You can whip these up even faster if you use a rotisserie chicken. (Thank you Costco, for your amazing 5 dollar rotisserie chickens that I use in so many meals!) Hope you all enjoy this yummy pasta as much as my family does!

MAKE AHEAD AND FREEZER DIRECTIONS:
This recipe makes for an excellent freezer meal. Assemble the dish following the recipe directions but don’t bake them! Consider using a disposable container or aluminum pan. Once the meal is assembled, cover it with a layer of plastic wrap and then a double layer of aluminum foil.
Freeze this meal for up to 2 months! When your ready to enjoy it, remove it from the freezer and allow it to thaw in the fridge for 24 hours. remove the plastic wrap, cover it back up with tinfoil, and baked 45 minutes or until warmed through and bubbly. Remove the tinfoil for 15 minutes before it’s finished baking to allow the cheese to get bubbly!

Chicken and Broccoli Alfredo Stuffed Shells
Prep Time 10 mins
Cook Time 45 mins
Total Time 55 mins

Chicken and Broccoli Alfredo Stuffed Shells include tender pasta shells filled with a cheesy shredded chicken and broccoli mixture and smothered in an easy homemade alfredo sauce. 
Course: Main Course
Cuisine: American, Italian
Keyword: chicken alfredo, stuffed shells
Unit: clove, cup, large, ounce box, Tablespoon
Servings: 6
Calories: 769 kcal
Author: Lauren Allen

Ingredients
  • 12 ounce boxes Jumbo pasta shells
  • 2 1/2 cups cooked chicken , shredded (I use rotisserie)
  • 1 1/2 cups fresh broccoli , steamed and chopped
Alfredo sauce:
  • 3 Tablespoons unsalted butter
  • 3 cloves garlic , minced
  • 1 cup heavy whipping cream
  • 1 1/4 cups whole milk
  • 2/3 cup freshly grated parmesan cheese
  • 3/4 cup shredded mozzarella cheese , divided
  • 2 large egg yolks , beaten
  • salt and freshly ground black pepper , to taste
Instructions
  1. Cook pasta according to package instructions, just until al dente.

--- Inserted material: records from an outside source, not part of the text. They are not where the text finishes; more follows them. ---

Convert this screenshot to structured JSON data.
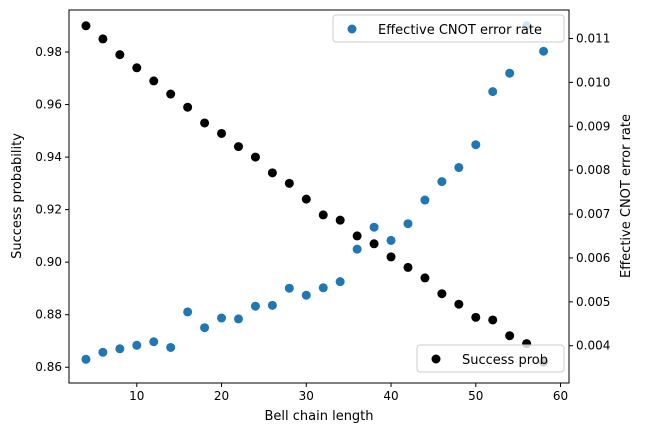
{
  "chart_data": {
    "type": "scatter",
    "xlabel": "Bell chain length",
    "ylabel_left": "Success probability",
    "ylabel_right": "Effective CNOT error rate",
    "xlim": [
      2,
      61
    ],
    "ylim_left": [
      0.854,
      0.996
    ],
    "ylim_right": [
      0.00315,
      0.01165
    ],
    "x_ticks": [
      10,
      20,
      30,
      40,
      50,
      60
    ],
    "y_left_ticks": [
      0.86,
      0.88,
      0.9,
      0.92,
      0.94,
      0.96,
      0.98
    ],
    "y_right_ticks": [
      0.004,
      0.005,
      0.006,
      0.007,
      0.008,
      0.009,
      0.01,
      0.011
    ],
    "series": [
      {
        "name": "Success prob",
        "axis": "left",
        "color": "#000000",
        "legend_position": "lower-right",
        "x": [
          4,
          6,
          8,
          10,
          12,
          14,
          16,
          18,
          20,
          22,
          24,
          26,
          28,
          30,
          32,
          34,
          36,
          38,
          40,
          42,
          44,
          46,
          48,
          50,
          52,
          54,
          56,
          58
        ],
        "y": [
          0.99,
          0.985,
          0.979,
          0.974,
          0.969,
          0.964,
          0.959,
          0.953,
          0.949,
          0.944,
          0.94,
          0.934,
          0.93,
          0.924,
          0.918,
          0.916,
          0.91,
          0.907,
          0.902,
          0.898,
          0.894,
          0.888,
          0.884,
          0.879,
          0.878,
          0.872,
          0.869,
          0.862
        ]
      },
      {
        "name": "Effective CNOT error rate",
        "axis": "right",
        "color": "#1f77b4",
        "legend_position": "upper-right",
        "x": [
          4,
          6,
          8,
          10,
          12,
          14,
          16,
          18,
          20,
          22,
          24,
          26,
          28,
          30,
          32,
          34,
          36,
          38,
          40,
          42,
          44,
          46,
          48,
          50,
          52,
          54,
          56,
          58
        ],
        "y": [
          0.00369,
          0.00385,
          0.00393,
          0.00401,
          0.00409,
          0.00396,
          0.00477,
          0.00441,
          0.00463,
          0.00461,
          0.0049,
          0.00492,
          0.00531,
          0.00515,
          0.00532,
          0.00546,
          0.0062,
          0.0067,
          0.0064,
          0.00678,
          0.00732,
          0.00774,
          0.00806,
          0.00858,
          0.00979,
          0.01021,
          0.01129,
          0.01071
        ]
      }
    ]
  }
}
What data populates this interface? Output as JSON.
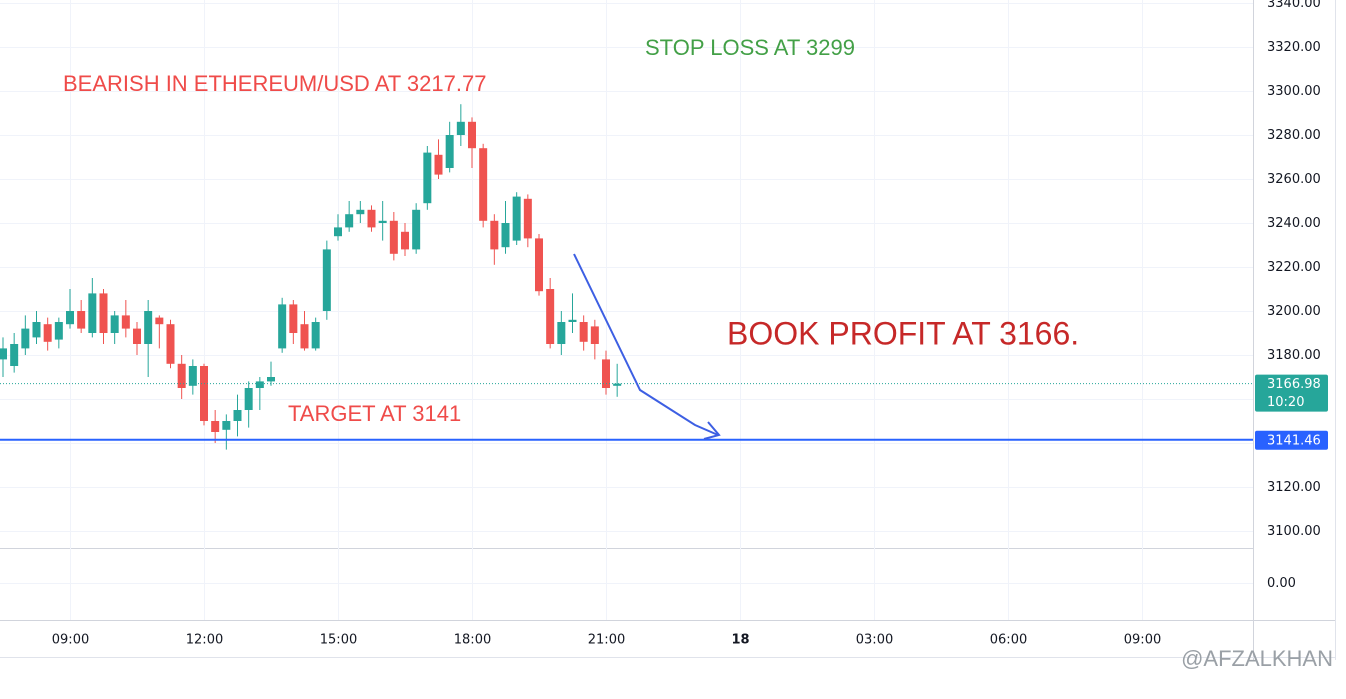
{
  "chart_data": {
    "type": "candlestick",
    "annotations": [
      "BEARISH IN ETHEREUM/USD AT 3217.77",
      "STOP LOSS AT 3299",
      "TARGET AT 3141",
      "BOOK PROFIT AT 3166."
    ],
    "watermark": "@AFZALKHAN",
    "up_color": "#26a69a",
    "down_color": "#ef5350",
    "x": [
      7.5,
      7.75,
      8,
      8.25,
      8.5,
      8.75,
      9,
      9.25,
      9.5,
      9.75,
      10,
      10.25,
      10.5,
      10.75,
      11,
      11.25,
      11.5,
      11.75,
      12,
      12.25,
      12.5,
      12.75,
      13,
      13.25,
      13.5,
      13.75,
      14,
      14.25,
      14.5,
      14.75,
      15,
      15.25,
      15.5,
      15.75,
      16,
      16.25,
      16.5,
      16.75,
      17,
      17.25,
      17.5,
      17.75,
      18,
      18.25,
      18.5,
      18.75,
      19,
      19.25,
      19.5,
      19.75,
      20,
      20.25,
      20.5,
      20.75,
      21,
      21.25
    ],
    "open": [
      3178,
      3175,
      3183,
      3188,
      3194,
      3187,
      3194,
      3200,
      3190,
      3208,
      3190,
      3198,
      3192,
      3185,
      3197,
      3194,
      3176,
      3166,
      3175,
      3150,
      3146,
      3150,
      3155,
      3165,
      3168,
      3183,
      3203,
      3194,
      3183,
      3200,
      3234,
      3238,
      3244,
      3246,
      3240,
      3241,
      3236,
      3228,
      3249,
      3271,
      3265,
      3280,
      3286,
      3274,
      3241,
      3229,
      3232,
      3251,
      3233,
      3210,
      3185,
      3195,
      3195,
      3193,
      3178,
      3166
    ],
    "high": [
      3188,
      3190,
      3198,
      3200,
      3197,
      3197,
      3210,
      3205,
      3215,
      3210,
      3200,
      3205,
      3195,
      3205,
      3198,
      3196,
      3180,
      3178,
      3176,
      3155,
      3153,
      3162,
      3168,
      3170,
      3177,
      3206,
      3205,
      3200,
      3197,
      3232,
      3244,
      3250,
      3250,
      3248,
      3250,
      3245,
      3240,
      3249,
      3275,
      3278,
      3286,
      3294,
      3288,
      3276,
      3244,
      3250,
      3254,
      3253,
      3235,
      3215,
      3200,
      3208,
      3198,
      3196,
      3182,
      3176
    ],
    "low": [
      3170,
      3172,
      3180,
      3185,
      3182,
      3183,
      3192,
      3190,
      3188,
      3185,
      3185,
      3188,
      3180,
      3170,
      3183,
      3174,
      3160,
      3162,
      3148,
      3140,
      3137,
      3143,
      3147,
      3155,
      3166,
      3181,
      3185,
      3182,
      3182,
      3196,
      3232,
      3236,
      3240,
      3236,
      3232,
      3223,
      3225,
      3226,
      3246,
      3260,
      3263,
      3275,
      3265,
      3238,
      3221,
      3226,
      3230,
      3229,
      3207,
      3183,
      3180,
      3190,
      3182,
      3178,
      3162,
      3161
    ],
    "close": [
      3183,
      3185,
      3192,
      3195,
      3186,
      3195,
      3200,
      3192,
      3208,
      3190,
      3198,
      3192,
      3185,
      3200,
      3194,
      3176,
      3165,
      3175,
      3150,
      3145,
      3150,
      3155,
      3165,
      3168,
      3170,
      3203,
      3190,
      3183,
      3195,
      3228,
      3238,
      3244,
      3246,
      3238,
      3241,
      3226,
      3228,
      3246,
      3272,
      3262,
      3280,
      3286,
      3274,
      3241,
      3228,
      3240,
      3252,
      3233,
      3209,
      3185,
      3195,
      3196,
      3186,
      3185,
      3165,
      3166.98
    ],
    "ylim": [
      3100,
      3340
    ],
    "yticks": [
      {
        "value": 3100,
        "label": "3100.00"
      },
      {
        "value": 3120,
        "label": "3120.00"
      },
      {
        "value": 3140,
        "label": "3140.00"
      },
      {
        "value": 3160,
        "label": "3160.00"
      },
      {
        "value": 3180,
        "label": "3180.00"
      },
      {
        "value": 3200,
        "label": "3200.00"
      },
      {
        "value": 3220,
        "label": "3220.00"
      },
      {
        "value": 3240,
        "label": "3240.00"
      },
      {
        "value": 3260,
        "label": "3260.00"
      },
      {
        "value": 3280,
        "label": "3280.00"
      },
      {
        "value": 3300,
        "label": "3300.00"
      },
      {
        "value": 3320,
        "label": "3320.00"
      },
      {
        "value": 3340,
        "label": "3340.00"
      }
    ],
    "lower_pane_ticks": [
      {
        "value": 0,
        "label": "0.00"
      }
    ],
    "xticks": [
      {
        "value": 9,
        "label": "09:00"
      },
      {
        "value": 12,
        "label": "12:00"
      },
      {
        "value": 15,
        "label": "15:00"
      },
      {
        "value": 18,
        "label": "18:00"
      },
      {
        "value": 21,
        "label": "21:00"
      },
      {
        "value": 24,
        "label": "18"
      },
      {
        "value": 27,
        "label": "03:00"
      },
      {
        "value": 30,
        "label": "06:00"
      },
      {
        "value": 33,
        "label": "09:00"
      }
    ],
    "last_price": {
      "value": 3166.98,
      "label": "3166.98",
      "countdown": "10:20"
    },
    "hline": {
      "value": 3141.46,
      "label": "3141.46",
      "color": "#2962ff"
    },
    "grid": true
  }
}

Drain from water and lay out on a large dish to cool, so that they don't stick together.
Make alfredo sauce:
  1. Combine butter, garlic, heavy cream and milk in a saucepan over medium heat. Bring to a simmer. 

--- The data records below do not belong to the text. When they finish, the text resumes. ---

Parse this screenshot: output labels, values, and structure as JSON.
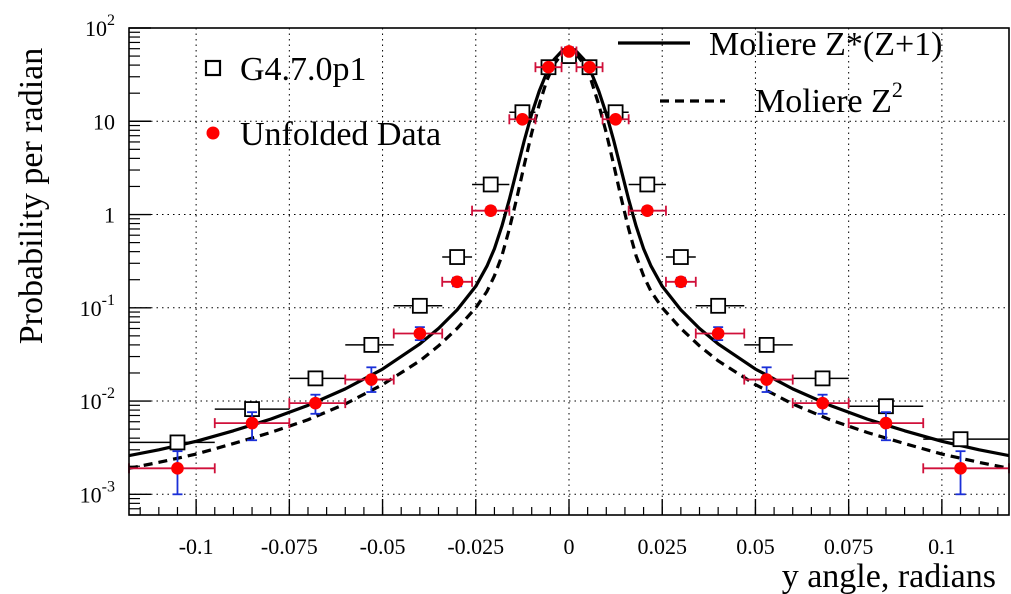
{
  "chart_data": {
    "type": "scatter",
    "xlabel": "y angle, radians",
    "ylabel": "Probability per radian",
    "x_range": [
      -0.118,
      0.118
    ],
    "y_range": [
      0.0006,
      100
    ],
    "y_scale": "log",
    "grid": true,
    "x_ticks": [
      {
        "value": -0.1,
        "label": "-0.1"
      },
      {
        "value": -0.075,
        "label": "-0.075"
      },
      {
        "value": -0.05,
        "label": "-0.05"
      },
      {
        "value": -0.025,
        "label": "-0.025"
      },
      {
        "value": 0,
        "label": "0"
      },
      {
        "value": 0.025,
        "label": "0.025"
      },
      {
        "value": 0.05,
        "label": "0.05"
      },
      {
        "value": 0.075,
        "label": "0.075"
      },
      {
        "value": 0.1,
        "label": "0.1"
      }
    ],
    "y_ticks": [
      {
        "value": 100,
        "base": "10",
        "exp": "2"
      },
      {
        "value": 10,
        "base": "10",
        "exp": ""
      },
      {
        "value": 1,
        "base": "1",
        "exp": ""
      },
      {
        "value": 0.1,
        "base": "10",
        "exp": "-1"
      },
      {
        "value": 0.01,
        "base": "10",
        "exp": "-2"
      },
      {
        "value": 0.001,
        "base": "10",
        "exp": "-3"
      }
    ],
    "legend_left": [
      {
        "label": "G4.7.0p1",
        "marker": "open-square"
      },
      {
        "label": "Unfolded Data",
        "marker": "red-circle"
      }
    ],
    "legend_right": [
      {
        "label": "Moliere Z*(Z+1)",
        "line": "solid"
      },
      {
        "label": "Moliere Z",
        "sup": "2",
        "line": "dashed"
      }
    ],
    "series": [
      {
        "name": "G4.7.0p1",
        "marker": "open-square",
        "points": [
          {
            "x": -0.105,
            "xlo": -0.118,
            "xhi": -0.095,
            "y": 0.0036
          },
          {
            "x": -0.085,
            "xlo": -0.095,
            "xhi": -0.075,
            "y": 0.0082
          },
          {
            "x": -0.068,
            "xlo": -0.075,
            "xhi": -0.06,
            "y": 0.0175
          },
          {
            "x": -0.053,
            "xlo": -0.06,
            "xhi": -0.047,
            "y": 0.04
          },
          {
            "x": -0.04,
            "xlo": -0.047,
            "xhi": -0.034,
            "y": 0.105
          },
          {
            "x": -0.03,
            "xlo": -0.034,
            "xhi": -0.026,
            "y": 0.35
          },
          {
            "x": -0.021,
            "xlo": -0.026,
            "xhi": -0.016,
            "y": 2.1
          },
          {
            "x": -0.0125,
            "xlo": -0.016,
            "xhi": -0.009,
            "y": 12.5
          },
          {
            "x": -0.0055,
            "xlo": -0.009,
            "xhi": -0.002,
            "y": 38
          },
          {
            "x": 0,
            "xlo": -0.002,
            "xhi": 0.002,
            "y": 50
          },
          {
            "x": 0.0055,
            "xlo": 0.002,
            "xhi": 0.009,
            "y": 38
          },
          {
            "x": 0.0125,
            "xlo": 0.009,
            "xhi": 0.016,
            "y": 12.5
          },
          {
            "x": 0.021,
            "xlo": 0.016,
            "xhi": 0.026,
            "y": 2.1
          },
          {
            "x": 0.03,
            "xlo": 0.026,
            "xhi": 0.034,
            "y": 0.35
          },
          {
            "x": 0.04,
            "xlo": 0.034,
            "xhi": 0.047,
            "y": 0.105
          },
          {
            "x": 0.053,
            "xlo": 0.047,
            "xhi": 0.06,
            "y": 0.04
          },
          {
            "x": 0.068,
            "xlo": 0.06,
            "xhi": 0.075,
            "y": 0.0175
          },
          {
            "x": 0.085,
            "xlo": 0.075,
            "xhi": 0.095,
            "y": 0.0088
          },
          {
            "x": 0.105,
            "xlo": 0.095,
            "xhi": 0.118,
            "y": 0.0039
          }
        ]
      },
      {
        "name": "Unfolded Data",
        "marker": "red-circle",
        "points": [
          {
            "x": -0.105,
            "xlo": -0.118,
            "xhi": -0.095,
            "y": 0.0019,
            "ylo": 0.001,
            "yhi": 0.0029
          },
          {
            "x": -0.085,
            "xlo": -0.095,
            "xhi": -0.075,
            "y": 0.0058,
            "ylo": 0.0038,
            "yhi": 0.0076
          },
          {
            "x": -0.068,
            "xlo": -0.075,
            "xhi": -0.06,
            "y": 0.0095,
            "ylo": 0.0073,
            "yhi": 0.0117
          },
          {
            "x": -0.053,
            "xlo": -0.06,
            "xhi": -0.047,
            "y": 0.017,
            "ylo": 0.0125,
            "yhi": 0.023
          },
          {
            "x": -0.04,
            "xlo": -0.047,
            "xhi": -0.034,
            "y": 0.053,
            "ylo": 0.045,
            "yhi": 0.062
          },
          {
            "x": -0.03,
            "xlo": -0.034,
            "xhi": -0.026,
            "y": 0.19,
            "ylo": 0.17,
            "yhi": 0.21
          },
          {
            "x": -0.021,
            "xlo": -0.026,
            "xhi": -0.016,
            "y": 1.1,
            "ylo": 1.0,
            "yhi": 1.2
          },
          {
            "x": -0.0125,
            "xlo": -0.016,
            "xhi": -0.009,
            "y": 10.5,
            "ylo": 9.8,
            "yhi": 11.2
          },
          {
            "x": -0.0055,
            "xlo": -0.009,
            "xhi": -0.002,
            "y": 38,
            "ylo": 35,
            "yhi": 41
          },
          {
            "x": 0,
            "xlo": -0.002,
            "xhi": 0.002,
            "y": 56,
            "ylo": 52,
            "yhi": 62
          },
          {
            "x": 0.0055,
            "xlo": 0.002,
            "xhi": 0.009,
            "y": 38,
            "ylo": 35,
            "yhi": 41
          },
          {
            "x": 0.0125,
            "xlo": 0.009,
            "xhi": 0.016,
            "y": 10.5,
            "ylo": 9.8,
            "yhi": 11.2
          },
          {
            "x": 0.021,
            "xlo": 0.016,
            "xhi": 0.026,
            "y": 1.1,
            "ylo": 1.0,
            "yhi": 1.2
          },
          {
            "x": 0.03,
            "xlo": 0.026,
            "xhi": 0.034,
            "y": 0.19,
            "ylo": 0.17,
            "yhi": 0.21
          },
          {
            "x": 0.04,
            "xlo": 0.034,
            "xhi": 0.047,
            "y": 0.053,
            "ylo": 0.045,
            "yhi": 0.062
          },
          {
            "x": 0.053,
            "xlo": 0.047,
            "xhi": 0.06,
            "y": 0.017,
            "ylo": 0.0125,
            "yhi": 0.023
          },
          {
            "x": 0.068,
            "xlo": 0.06,
            "xhi": 0.075,
            "y": 0.0095,
            "ylo": 0.0073,
            "yhi": 0.0117
          },
          {
            "x": 0.085,
            "xlo": 0.075,
            "xhi": 0.095,
            "y": 0.0058,
            "ylo": 0.0038,
            "yhi": 0.0076
          },
          {
            "x": 0.105,
            "xlo": 0.095,
            "xhi": 0.118,
            "y": 0.0019,
            "ylo": 0.001,
            "yhi": 0.0029
          }
        ]
      },
      {
        "name": "Moliere Z*(Z+1)",
        "line": "solid",
        "points": [
          {
            "x": 0,
            "y": 60
          },
          {
            "x": 0.002,
            "y": 56
          },
          {
            "x": 0.004,
            "y": 46
          },
          {
            "x": 0.006,
            "y": 33
          },
          {
            "x": 0.008,
            "y": 21
          },
          {
            "x": 0.01,
            "y": 12
          },
          {
            "x": 0.012,
            "y": 6.2
          },
          {
            "x": 0.014,
            "y": 3.0
          },
          {
            "x": 0.016,
            "y": 1.45
          },
          {
            "x": 0.018,
            "y": 0.75
          },
          {
            "x": 0.02,
            "y": 0.43
          },
          {
            "x": 0.022,
            "y": 0.28
          },
          {
            "x": 0.025,
            "y": 0.17
          },
          {
            "x": 0.03,
            "y": 0.095
          },
          {
            "x": 0.035,
            "y": 0.06
          },
          {
            "x": 0.04,
            "y": 0.041
          },
          {
            "x": 0.05,
            "y": 0.022
          },
          {
            "x": 0.06,
            "y": 0.0135
          },
          {
            "x": 0.07,
            "y": 0.009
          },
          {
            "x": 0.08,
            "y": 0.0064
          },
          {
            "x": 0.09,
            "y": 0.0048
          },
          {
            "x": 0.1,
            "y": 0.0037
          },
          {
            "x": 0.11,
            "y": 0.003
          },
          {
            "x": 0.118,
            "y": 0.0026
          }
        ]
      },
      {
        "name": "Moliere Z",
        "line": "dashed",
        "points": [
          {
            "x": 0,
            "y": 56
          },
          {
            "x": 0.002,
            "y": 52
          },
          {
            "x": 0.004,
            "y": 41
          },
          {
            "x": 0.006,
            "y": 27
          },
          {
            "x": 0.008,
            "y": 15
          },
          {
            "x": 0.01,
            "y": 7.5
          },
          {
            "x": 0.012,
            "y": 3.4
          },
          {
            "x": 0.014,
            "y": 1.5
          },
          {
            "x": 0.016,
            "y": 0.7
          },
          {
            "x": 0.018,
            "y": 0.36
          },
          {
            "x": 0.02,
            "y": 0.22
          },
          {
            "x": 0.022,
            "y": 0.15
          },
          {
            "x": 0.025,
            "y": 0.1
          },
          {
            "x": 0.03,
            "y": 0.06
          },
          {
            "x": 0.035,
            "y": 0.039
          },
          {
            "x": 0.04,
            "y": 0.027
          },
          {
            "x": 0.05,
            "y": 0.015
          },
          {
            "x": 0.06,
            "y": 0.0093
          },
          {
            "x": 0.07,
            "y": 0.0063
          },
          {
            "x": 0.08,
            "y": 0.0046
          },
          {
            "x": 0.09,
            "y": 0.0035
          },
          {
            "x": 0.1,
            "y": 0.0027
          },
          {
            "x": 0.11,
            "y": 0.0022
          },
          {
            "x": 0.118,
            "y": 0.0019
          }
        ]
      }
    ]
  }
}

  2. Beat egg yolks in a small bowl. Add a spoonful of the hot milk mixture to the eggs, stirring to temper the eggs. Repeat with several more spoonfuls. 
  3. Slowly add the egg mixture to the saucepan and stir to combine. Remove from heat. 

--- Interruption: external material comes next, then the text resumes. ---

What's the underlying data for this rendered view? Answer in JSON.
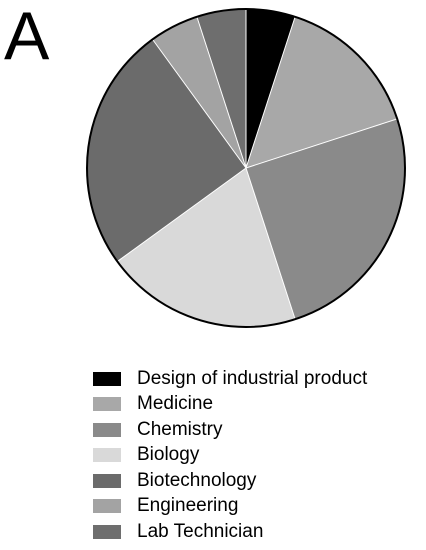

  4. Stir in Parmesan cheese and mozzarella. Season with salt and pepper, to taste.
  5. In a large mixing bowl, add chicken, broccoli, and 1/2 cup alfredo sauce. Toss to combine. 
  6. Add a spoonful of alfredo sauce to the bottom of a 9x13'' pan. Fill shells with a large spoonful of chicken and broccoli mixture and place in prepared pan.
  7. Pour remaining alfredo sauce evenly over the shells. Sprinkle with remaining 1/2 cup mozzarella cheese.
  8. Bake at 350 degrees F. for about 25 minutes or until warm and bubbly.